The yellow peril

Lenny on the budget:

However, the government does have a strategy, which involves terrorising and cajoling people. They have talked up the need for cuts, quite relentlessly, once in office. They have tried to create a panic about the state of the public finances, simulating a Greek-style shock, though in fact the fiscal situation is better than it was thought it would be. They have used the budget to not merely cut, but threaten severe attacks on all non-ringfenced public spending, slashing an average of a quarter of the budget across departments. But their real target is, and always has been, welfare. They hope that by scaring people about what they will do to education, transport, justice, etc., they will gain support if they suddenly decide to shift more of the burden to welfare.

And on the subject of welfare, quelle surprise, they are coming back for more. To begin with, promises enshrined in the coalition agreement that supposedly protected the poorest, such as the pledge not to attack bus travel subsidies and winter fuel payments for pensioners, are about to be tossed overboard. The welfare system is experiencing a phased attack, each additional blow intended to gain acquiescence and soften people up for more. The FT approves, editorialising in favour of more welfare cuts, and cuts in public sector pay, to avoid cuts in other areas such as justice and transport. The Economist agrees, bemoaning the fact that no party could publicly call for attacks on welfare during the election, but insisting that welfare must bear more of the burden. This is the ruling class in full battle cry – bail out the banks, pay off the bond traders, keep the basic infrastructure working, and make the poorest bear the cost.

The Tory budget would not be possible without the LibDems. Had they not gone into coalition with the Tories, the latter would’ve had to form a minority government and not have the support to put through such a radical plan. There’s not much difference in the three parties’ economic views, but only the Tories see the current crisis as an opportunity. And because the LibDems have committed themselves to support the coalition for its full term, they have no room to negotiate (assuming they’d even want to); they’re stuck with the Tories and no longer believeable as a sensible alternative to either them or Labour. Phil thinks he knows what that means for the party’s longer term future:

For a variety of reasons – some positional, some tribal – the possibilities open to the Lib Dems have been massively reshaped by their alliance with the Tories. The formation of the coalition, in and of itself, will have made it almost impossible to take the Lib Dems seriously as a party of the centre-left, or even the centre, for a very long time; I don’t think the party leadership realised just how big a break they were making with the old tradition of ‘equidistance’, let alone the party’s more recent position on Labour’s left-libertarian flank. But there was also a second miscalculation, and a larger one. The coalition is designed as a long-term project, with a five-year expiry date – and every day of those five years will bring negotiations, adjustments, decisions to retreat from Lib Dem priorities or accede to Tory policy. In other words, the Lib Dems are locked in to a process of rapprochement with the Tories: they’re not merely a satellite of the Tory planet, they’re a satellite in a decaying orbit.

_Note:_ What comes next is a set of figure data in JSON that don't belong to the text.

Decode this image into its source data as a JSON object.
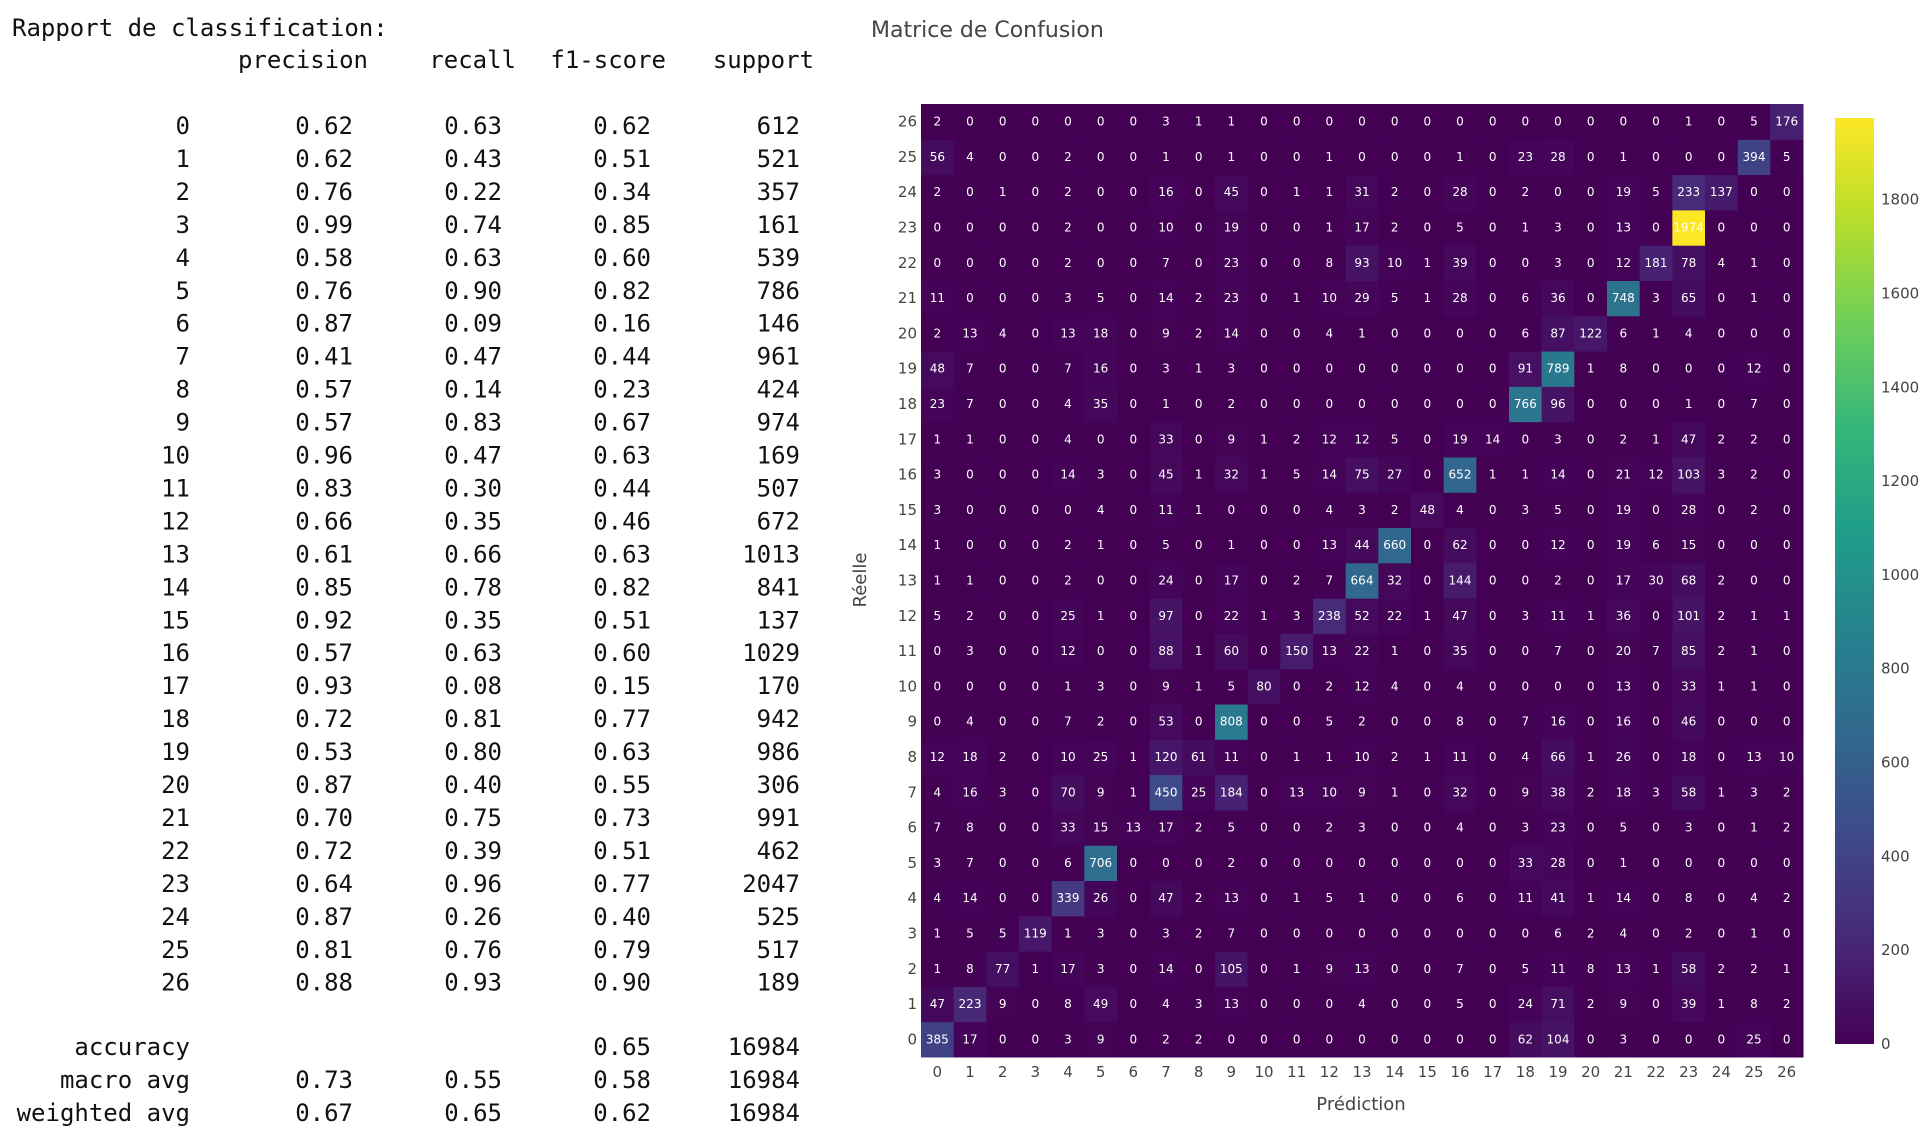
{
  "report": {
    "title": "Rapport de classification:",
    "columns": [
      "precision",
      "recall",
      "f1-score",
      "support"
    ],
    "rows": [
      [
        "0",
        "0.62",
        "0.63",
        "0.62",
        "612"
      ],
      [
        "1",
        "0.62",
        "0.43",
        "0.51",
        "521"
      ],
      [
        "2",
        "0.76",
        "0.22",
        "0.34",
        "357"
      ],
      [
        "3",
        "0.99",
        "0.74",
        "0.85",
        "161"
      ],
      [
        "4",
        "0.58",
        "0.63",
        "0.60",
        "539"
      ],
      [
        "5",
        "0.76",
        "0.90",
        "0.82",
        "786"
      ],
      [
        "6",
        "0.87",
        "0.09",
        "0.16",
        "146"
      ],
      [
        "7",
        "0.41",
        "0.47",
        "0.44",
        "961"
      ],
      [
        "8",
        "0.57",
        "0.14",
        "0.23",
        "424"
      ],
      [
        "9",
        "0.57",
        "0.83",
        "0.67",
        "974"
      ],
      [
        "10",
        "0.96",
        "0.47",
        "0.63",
        "169"
      ],
      [
        "11",
        "0.83",
        "0.30",
        "0.44",
        "507"
      ],
      [
        "12",
        "0.66",
        "0.35",
        "0.46",
        "672"
      ],
      [
        "13",
        "0.61",
        "0.66",
        "0.63",
        "1013"
      ],
      [
        "14",
        "0.85",
        "0.78",
        "0.82",
        "841"
      ],
      [
        "15",
        "0.92",
        "0.35",
        "0.51",
        "137"
      ],
      [
        "16",
        "0.57",
        "0.63",
        "0.60",
        "1029"
      ],
      [
        "17",
        "0.93",
        "0.08",
        "0.15",
        "170"
      ],
      [
        "18",
        "0.72",
        "0.81",
        "0.77",
        "942"
      ],
      [
        "19",
        "0.53",
        "0.80",
        "0.63",
        "986"
      ],
      [
        "20",
        "0.87",
        "0.40",
        "0.55",
        "306"
      ],
      [
        "21",
        "0.70",
        "0.75",
        "0.73",
        "991"
      ],
      [
        "22",
        "0.72",
        "0.39",
        "0.51",
        "462"
      ],
      [
        "23",
        "0.64",
        "0.96",
        "0.77",
        "2047"
      ],
      [
        "24",
        "0.87",
        "0.26",
        "0.40",
        "525"
      ],
      [
        "25",
        "0.81",
        "0.76",
        "0.79",
        "517"
      ],
      [
        "26",
        "0.88",
        "0.93",
        "0.90",
        "189"
      ]
    ],
    "summary": [
      [
        "accuracy",
        null,
        null,
        "0.65",
        "16984"
      ],
      [
        "macro avg",
        "0.73",
        "0.55",
        "0.58",
        "16984"
      ],
      [
        "weighted avg",
        "0.67",
        "0.65",
        "0.62",
        "16984"
      ]
    ]
  },
  "chart_data": {
    "type": "heatmap",
    "title": "Matrice de Confusion",
    "xlabel": "Prédiction",
    "ylabel": "Réelle",
    "x": [
      0,
      1,
      2,
      3,
      4,
      5,
      6,
      7,
      8,
      9,
      10,
      11,
      12,
      13,
      14,
      15,
      16,
      17,
      18,
      19,
      20,
      21,
      22,
      23,
      24,
      25,
      26
    ],
    "y": [
      0,
      1,
      2,
      3,
      4,
      5,
      6,
      7,
      8,
      9,
      10,
      11,
      12,
      13,
      14,
      15,
      16,
      17,
      18,
      19,
      20,
      21,
      22,
      23,
      24,
      25,
      26
    ],
    "z": [
      [
        385,
        17,
        0,
        0,
        3,
        9,
        0,
        2,
        2,
        0,
        0,
        0,
        0,
        0,
        0,
        0,
        0,
        0,
        62,
        104,
        0,
        3,
        0,
        0,
        0,
        25,
        0
      ],
      [
        47,
        223,
        9,
        0,
        8,
        49,
        0,
        4,
        3,
        13,
        0,
        0,
        0,
        4,
        0,
        0,
        5,
        0,
        24,
        71,
        2,
        9,
        0,
        39,
        1,
        8,
        2
      ],
      [
        1,
        8,
        77,
        1,
        17,
        3,
        0,
        14,
        0,
        105,
        0,
        1,
        9,
        13,
        0,
        0,
        7,
        0,
        5,
        11,
        8,
        13,
        1,
        58,
        2,
        2,
        1
      ],
      [
        1,
        5,
        5,
        119,
        1,
        3,
        0,
        3,
        2,
        7,
        0,
        0,
        0,
        0,
        0,
        0,
        0,
        0,
        0,
        6,
        2,
        4,
        0,
        2,
        0,
        1,
        0
      ],
      [
        4,
        14,
        0,
        0,
        339,
        26,
        0,
        47,
        2,
        13,
        0,
        1,
        5,
        1,
        0,
        0,
        6,
        0,
        11,
        41,
        1,
        14,
        0,
        8,
        0,
        4,
        2
      ],
      [
        3,
        7,
        0,
        0,
        6,
        706,
        0,
        0,
        0,
        2,
        0,
        0,
        0,
        0,
        0,
        0,
        0,
        0,
        33,
        28,
        0,
        1,
        0,
        0,
        0,
        0,
        0
      ],
      [
        7,
        8,
        0,
        0,
        33,
        15,
        13,
        17,
        2,
        5,
        0,
        0,
        2,
        3,
        0,
        0,
        4,
        0,
        3,
        23,
        0,
        5,
        0,
        3,
        0,
        1,
        2
      ],
      [
        4,
        16,
        3,
        0,
        70,
        9,
        1,
        450,
        25,
        184,
        0,
        13,
        10,
        9,
        1,
        0,
        32,
        0,
        9,
        38,
        2,
        18,
        3,
        58,
        1,
        3,
        2
      ],
      [
        12,
        18,
        2,
        0,
        10,
        25,
        1,
        120,
        61,
        11,
        0,
        1,
        1,
        10,
        2,
        1,
        11,
        0,
        4,
        66,
        1,
        26,
        0,
        18,
        0,
        13,
        10
      ],
      [
        0,
        4,
        0,
        0,
        7,
        2,
        0,
        53,
        0,
        808,
        0,
        0,
        5,
        2,
        0,
        0,
        8,
        0,
        7,
        16,
        0,
        16,
        0,
        46,
        0,
        0,
        0
      ],
      [
        0,
        0,
        0,
        0,
        1,
        3,
        0,
        9,
        1,
        5,
        80,
        0,
        2,
        12,
        4,
        0,
        4,
        0,
        0,
        0,
        0,
        13,
        0,
        33,
        1,
        1,
        0
      ],
      [
        0,
        3,
        0,
        0,
        12,
        0,
        0,
        88,
        1,
        60,
        0,
        150,
        13,
        22,
        1,
        0,
        35,
        0,
        0,
        7,
        0,
        20,
        7,
        85,
        2,
        1,
        0
      ],
      [
        5,
        2,
        0,
        0,
        25,
        1,
        0,
        97,
        0,
        22,
        1,
        3,
        238,
        52,
        22,
        1,
        47,
        0,
        3,
        11,
        1,
        36,
        0,
        101,
        2,
        1,
        1
      ],
      [
        1,
        1,
        0,
        0,
        2,
        0,
        0,
        24,
        0,
        17,
        0,
        2,
        7,
        664,
        32,
        0,
        144,
        0,
        0,
        2,
        0,
        17,
        30,
        68,
        2,
        0,
        0
      ],
      [
        1,
        0,
        0,
        0,
        2,
        1,
        0,
        5,
        0,
        1,
        0,
        0,
        13,
        44,
        660,
        0,
        62,
        0,
        0,
        12,
        0,
        19,
        6,
        15,
        0,
        0,
        0
      ],
      [
        3,
        0,
        0,
        0,
        0,
        4,
        0,
        11,
        1,
        0,
        0,
        0,
        4,
        3,
        2,
        48,
        4,
        0,
        3,
        5,
        0,
        19,
        0,
        28,
        0,
        2,
        0
      ],
      [
        3,
        0,
        0,
        0,
        14,
        3,
        0,
        45,
        1,
        32,
        1,
        5,
        14,
        75,
        27,
        0,
        652,
        1,
        1,
        14,
        0,
        21,
        12,
        103,
        3,
        2,
        0
      ],
      [
        1,
        1,
        0,
        0,
        4,
        0,
        0,
        33,
        0,
        9,
        1,
        2,
        12,
        12,
        5,
        0,
        19,
        14,
        0,
        3,
        0,
        2,
        1,
        47,
        2,
        2,
        0
      ],
      [
        23,
        7,
        0,
        0,
        4,
        35,
        0,
        1,
        0,
        2,
        0,
        0,
        0,
        0,
        0,
        0,
        0,
        0,
        766,
        96,
        0,
        0,
        0,
        1,
        0,
        7,
        0
      ],
      [
        48,
        7,
        0,
        0,
        7,
        16,
        0,
        3,
        1,
        3,
        0,
        0,
        0,
        0,
        0,
        0,
        0,
        0,
        91,
        789,
        1,
        8,
        0,
        0,
        0,
        12,
        0
      ],
      [
        2,
        13,
        4,
        0,
        13,
        18,
        0,
        9,
        2,
        14,
        0,
        0,
        4,
        1,
        0,
        0,
        0,
        0,
        6,
        87,
        122,
        6,
        1,
        4,
        0,
        0,
        0
      ],
      [
        11,
        0,
        0,
        0,
        3,
        5,
        0,
        14,
        2,
        23,
        0,
        1,
        10,
        29,
        5,
        1,
        28,
        0,
        6,
        36,
        0,
        748,
        3,
        65,
        0,
        1,
        0
      ],
      [
        0,
        0,
        0,
        0,
        2,
        0,
        0,
        7,
        0,
        23,
        0,
        0,
        8,
        93,
        10,
        1,
        39,
        0,
        0,
        3,
        0,
        12,
        181,
        78,
        4,
        1,
        0
      ],
      [
        0,
        0,
        0,
        0,
        2,
        0,
        0,
        10,
        0,
        19,
        0,
        0,
        1,
        17,
        2,
        0,
        5,
        0,
        1,
        3,
        0,
        13,
        0,
        1974,
        0,
        0,
        0
      ],
      [
        2,
        0,
        1,
        0,
        2,
        0,
        0,
        16,
        0,
        45,
        0,
        1,
        1,
        31,
        2,
        0,
        28,
        0,
        2,
        0,
        0,
        19,
        5,
        233,
        137,
        0,
        0
      ],
      [
        56,
        4,
        0,
        0,
        2,
        0,
        0,
        1,
        0,
        1,
        0,
        0,
        1,
        0,
        0,
        0,
        1,
        0,
        23,
        28,
        0,
        1,
        0,
        0,
        0,
        394,
        5
      ],
      [
        2,
        0,
        0,
        0,
        0,
        0,
        0,
        3,
        1,
        1,
        0,
        0,
        0,
        0,
        0,
        0,
        0,
        0,
        0,
        0,
        0,
        0,
        0,
        1,
        0,
        5,
        176
      ]
    ],
    "zlim": [
      0,
      1974
    ],
    "colorbar_ticks": [
      0,
      200,
      400,
      600,
      800,
      1000,
      1200,
      1400,
      1600,
      1800
    ],
    "colorscale": [
      "#440154",
      "#482878",
      "#3e4989",
      "#31688e",
      "#26828e",
      "#1f9e89",
      "#35b779",
      "#6ece58",
      "#b5de2b",
      "#fde725"
    ],
    "cell_text_color": "#ffffff"
  }
}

This is roughly what happened to D66 in Balkenende’s second to last government. A left-liberal party like the LibDems, they too sold out their principles for government participation and were punished by the voters in the next elections, dropping to only two seats in parliament. It was only thanks to a clever repositioning as the anti-Wilders party that they managed to come back, but it took years.

The root causes for both parties’ behaviour are the same. Though they are described as being leftwing, on economic issues they’re on the right, comfortably neoliberal and firm believers in capitalist realism: the idea that the current system is the best we can do and can only be tweaked, not changed. They distinguish themselves through social issues that are far less rooted in ideology. So if you agree on the fundamental economical questions, what’s left is just a series of issues you can trade with other parties. Labour may be a bit more gay friendly but that’s offset by the Tories opposition to 90 days detention, etc. So for the LibDems working with the Tories was no different from working with Labour, even though voters disagreed. The endresult: this budget, which lets the poor pay for the crimes of the rich.

UPDATE: The Liberal Democrats are already paying the price for enabling the Tories:they’re going down in the polls. Of course, if the coalition does stay the course this may not matter; a lot can happen in five years. But it would fit the pattern D66 has established: doing well in opposition as the respectable party, plummeting when in government.